Лицо шоферицы все больше заливала краска, соски возбужденно подрагивали, словно ротики крошечных существ. Следователя так и подмывало рвануться вперед и куснуть их, но в кончике языка остро кольнуло, и он остался сидеть как сидел.
— Сдаюсь, — с тихим вздохом проговорила она.
Бросила пистолет на стол и, театрально воздев руки, повторила:
— Сдаюсь… Сдаюсь…
Руки подняты, ноги расставлены, все врата, что можно открыть, открыты.
— Правда, что ли, не хочешь? — раздраженно спросила она. — По-твоему, я такая страшная?
— Что ты, очень даже красивая, — лениво открыл рот следователь.
— Ну и чего же тогда? — язвительно продолжала она. — Кастрат, что ли?
— Боюсь, откусишь.
— А вот самцы богомола умирают, покрывая самок, но не отступаются.
— Ты эти штучки брось, я тебе не богомол.
— Трус, вот ты кто, твою мать! — взорвалась шоферица. — Катись-ка ты отсюда, сама себя ублажать буду!
Одним прыжком следователь вскочил с дивана и обнял ее сзади, взявшись одной рукой за грудь. Она откинулась в его объятия и, повернув к нему голову, расплылась в улыбке. Не в силах больше сдерживаться, он приник к ней, но стоило ему дотронуться до ее пылающих губ, как кончик языка тут же отозвался резкой болью.
— О-ля-ля! — в испуге воскликнул он и отвел рот в сторону.

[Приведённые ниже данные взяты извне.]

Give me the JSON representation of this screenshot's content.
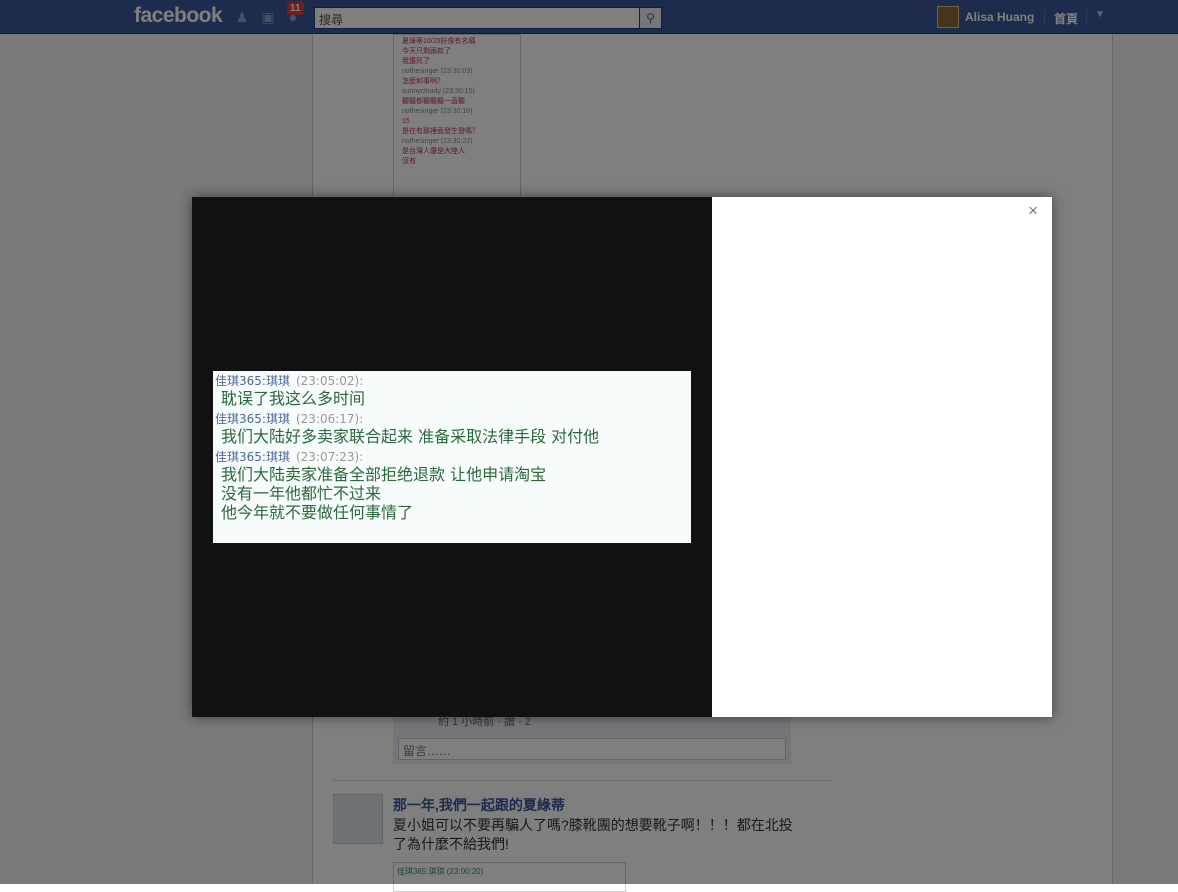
{
  "topbar": {
    "logo": "facebook",
    "notification_count": "11",
    "search_placeholder": "搜尋",
    "user_name": "Alisa Huang",
    "home_label": "首頁"
  },
  "background": {
    "chat_lines": [
      {
        "n": "",
        "m": "夏綠蒂10/25好像有名稱"
      },
      {
        "n": "",
        "m": "今天只剩兩款了"
      },
      {
        "n": "",
        "m": "我還死了"
      },
      {
        "n": "nothesinger (23:30:09)",
        "m": "怎麼如事啊？"
      },
      {
        "n": "sunnycloudy (23:30:15)",
        "m": "聽聽都聽聽聽一直聽"
      },
      {
        "n": "nothesinger (23:30:16)",
        "m": "15"
      },
      {
        "n": "",
        "m": "是在有那裡面發生發嗎？"
      },
      {
        "n": "nothesinger (23:30:22)",
        "m": "是台灣人還是大陸人"
      },
      {
        "n": "",
        "m": "沒有"
      }
    ],
    "post_meta": "約 1 小時前 · 讚 · 2",
    "comment_placeholder": "留言……",
    "post_title": "那一年,我們一起跟的夏綠蒂",
    "post_text": "夏小姐可以不要再騙人了嗎?膝靴團的想要靴子啊！！！都在北投了為什麼不給我們!",
    "post_image_caption": "佳琪365:琪琪 (23:00:20)"
  },
  "modal": {
    "close_label": "×",
    "photo_messages": [
      {
        "sender": "佳琪365:琪琪",
        "time": "(23:05:02):",
        "lines": [
          "耽误了我这么多时间"
        ]
      },
      {
        "sender": "佳琪365:琪琪",
        "time": "(23:06:17):",
        "lines": [
          "我们大陆好多卖家联合起来  准备采取法律手段  对付他"
        ]
      },
      {
        "sender": "佳琪365:琪琪",
        "time": "(23:07:23):",
        "lines": [
          "我们大陆卖家准备全部拒绝退款  让他申请淘宝",
          "没有一年他都忙不过来",
          "他今年就不要做任何事情了"
        ]
      }
    ]
  }
}
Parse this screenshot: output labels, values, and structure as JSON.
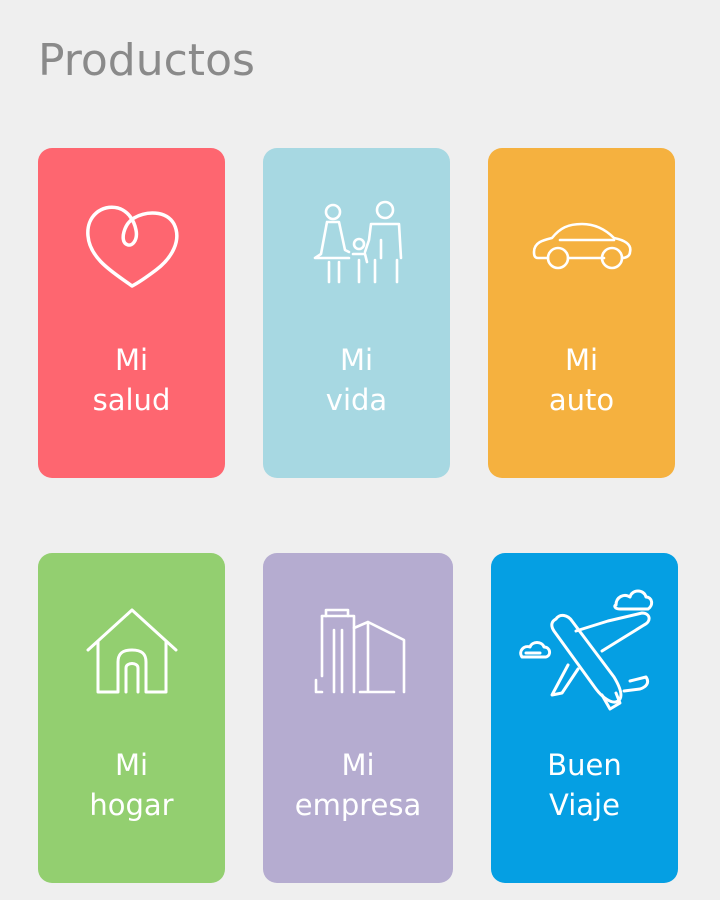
{
  "header": {
    "title": "Productos"
  },
  "products": [
    {
      "line1": "Mi",
      "line2": "salud",
      "icon": "heart-icon",
      "color": "#fe6670"
    },
    {
      "line1": "Mi",
      "line2": "vida",
      "icon": "family-icon",
      "color": "#a7d8e2"
    },
    {
      "line1": "Mi",
      "line2": "auto",
      "icon": "car-icon",
      "color": "#f5b13f"
    },
    {
      "line1": "Mi",
      "line2": "hogar",
      "icon": "house-icon",
      "color": "#93cf70"
    },
    {
      "line1": "Mi",
      "line2": "empresa",
      "icon": "buildings-icon",
      "color": "#b5acd0"
    },
    {
      "line1": "Buen",
      "line2": "Viaje",
      "icon": "airplane-icon",
      "color": "#059fe3"
    }
  ]
}
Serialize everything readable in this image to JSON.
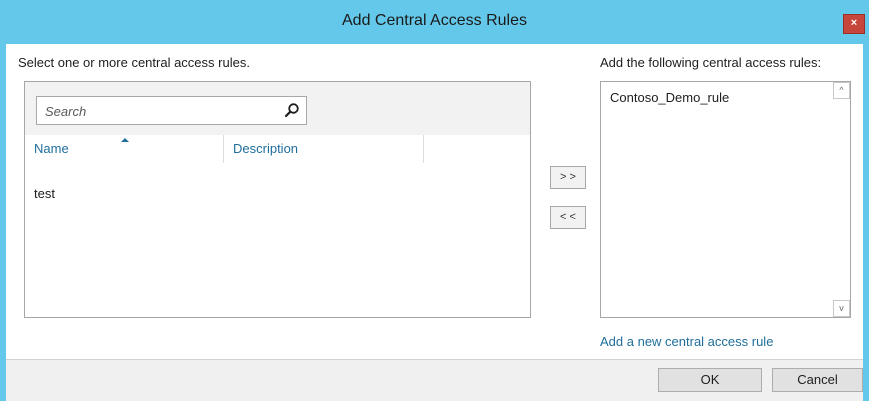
{
  "window": {
    "title": "Add Central Access Rules",
    "close_glyph": "×",
    "accent_color": "#64c8ea",
    "close_color": "#c7463b"
  },
  "left": {
    "label": "Select one or more central access rules.",
    "search_placeholder": "Search",
    "columns": [
      "Name",
      "Description"
    ],
    "rows": [
      {
        "name": "test",
        "description": ""
      }
    ]
  },
  "move_buttons": {
    "add": "> >",
    "remove": "< <"
  },
  "right": {
    "label": "Add the following central access rules:",
    "items": [
      "Contoso_Demo_rule"
    ],
    "scroll_up_glyph": "^",
    "scroll_down_glyph": "v"
  },
  "link": {
    "label": "Add a new central access rule",
    "color": "#1f6e9c"
  },
  "footer": {
    "ok_label": "OK",
    "cancel_label": "Cancel"
  },
  "icons": [
    "close-icon",
    "search-icon",
    "sort-ascending-icon",
    "scroll-up-icon",
    "scroll-down-icon"
  ]
}
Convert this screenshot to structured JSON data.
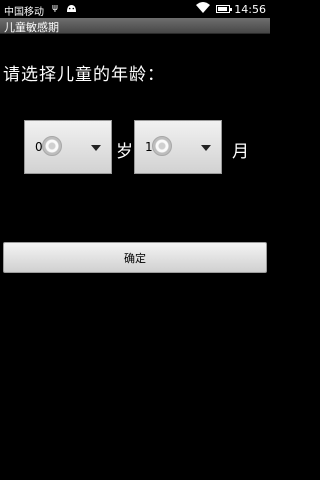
{
  "status_bar": {
    "carrier": "中国移动",
    "time": "14:56",
    "icons": [
      "usb-icon",
      "android-icon",
      "wifi-icon",
      "battery-icon"
    ]
  },
  "app": {
    "title": "儿童敏感期"
  },
  "form": {
    "prompt": "请选择儿童的年龄：",
    "years": {
      "value": "0",
      "unit": "岁"
    },
    "months": {
      "value": "1",
      "unit": "月"
    },
    "confirm_label": "确定"
  }
}
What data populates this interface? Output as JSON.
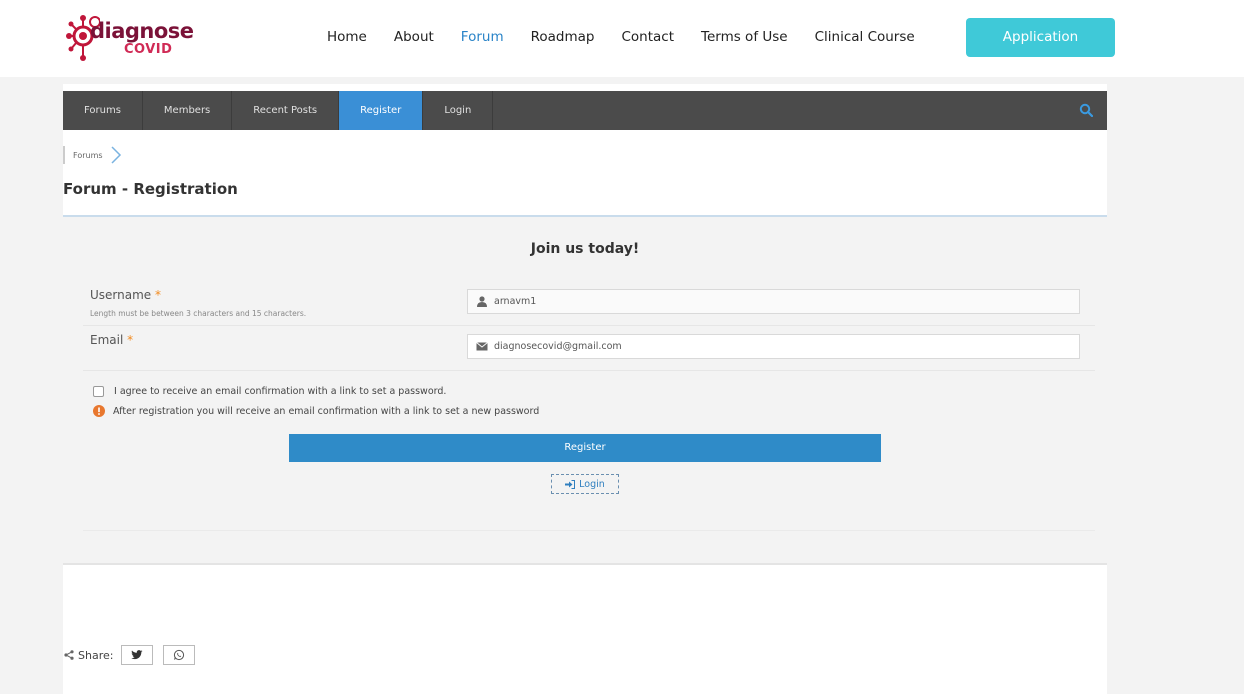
{
  "header": {
    "logo": {
      "word": "diagnose",
      "sub": "COVID"
    },
    "nav": [
      {
        "label": "Home"
      },
      {
        "label": "About"
      },
      {
        "label": "Forum",
        "active": true
      },
      {
        "label": "Roadmap"
      },
      {
        "label": "Contact"
      },
      {
        "label": "Terms of Use"
      },
      {
        "label": "Clinical Course"
      }
    ],
    "cta": "Application"
  },
  "forum_bar": {
    "items": [
      {
        "label": "Forums"
      },
      {
        "label": "Members"
      },
      {
        "label": "Recent Posts"
      },
      {
        "label": "Register",
        "active": true
      },
      {
        "label": "Login"
      }
    ],
    "search_icon": "search-icon"
  },
  "breadcrumb": {
    "item": "Forums"
  },
  "page": {
    "title": "Forum - Registration"
  },
  "form": {
    "heading": "Join us today!",
    "username": {
      "label": "Username",
      "required_mark": "*",
      "hint": "Length must be between 3 characters and 15 characters.",
      "value": "arnavm1",
      "icon": "user-icon"
    },
    "email": {
      "label": "Email",
      "required_mark": "*",
      "value": "diagnosecovid@gmail.com",
      "icon": "envelope-icon"
    },
    "agree_checkbox": {
      "label": "I agree to receive an email confirmation with a link to set a password.",
      "checked": false
    },
    "notice": {
      "text": "After registration you will receive an email confirmation with a link to set a new password",
      "icon": "warning-icon"
    },
    "register_button": "Register",
    "login_button": "Login"
  },
  "share": {
    "label": "Share:",
    "buttons": [
      {
        "icon": "twitter-icon"
      },
      {
        "icon": "whatsapp-icon"
      }
    ]
  },
  "colors": {
    "active_link": "#2a84c8",
    "cta": "#3fc9d8",
    "forum_bar": "#4b4b4b",
    "register_button": "#2f8bc8",
    "required": "#f28a1e",
    "logo": "#7b1238"
  }
}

— Ладно, не укушу… — С этими словами она повернулась и стала снимать с него одежду.
Следователь поднял руки, помогая ей, словно одинокий пешеход, настигнутый на улице грабительницей. Сначала она стащила халат и, размахнувшись, швырнула в угол. Потом стянула трусы и майку и забросила на свисавшую с потолка люстру. Он задрал голову, и ему вдруг захотелось снять их оттуда. Желание оказалось настолько сильным, что он даже подпрыгнул сантиметров на тридцать, дотронулся до них кончиками пальцев правой руки. Когда он подпрыгнул еще раз, шоферица сделала подсечку, и он распластался на ковре.
Не успел он прийти в себя, как она уже подскочила, уселась ему на живот и, ухватив за уши, стала со звонкими шлепками подпрыгивать на заднице. Было такое ощущение, что внутри все смялось в лепешку, и он, не выдержав, взвыл не своим голосом. Шоферица протянула руку, нашарила вонючий носок и запихнула ему в рот. Действовала она с какой-то зверской злобой — женственностью или лаской тут и не пахло. «И это называется заниматься любовью? — стонал он про себя, задыхаясь от невыносимой вони. — Да так свиней режут». Мелькнула мысль дать ход рукам и спихнуть с себя этого мясника в женском образе. Но кто же знал, что она, словно наделенный даром предвидения охотник, вытянет руки и придавит ему запястья. В этот момент в душе Дин Гоуэра бушевали сомнения: и хотелось вырваться, и не хотелось. Хотелось по причине, о которой уже говорилось выше; не хотелось, потому что он явно чувствовал, что именно сейчас нижняя половина тела подвергается испытанию огнем и кровью. И тогда, закрыв глаза, он отдался на милость судьбы.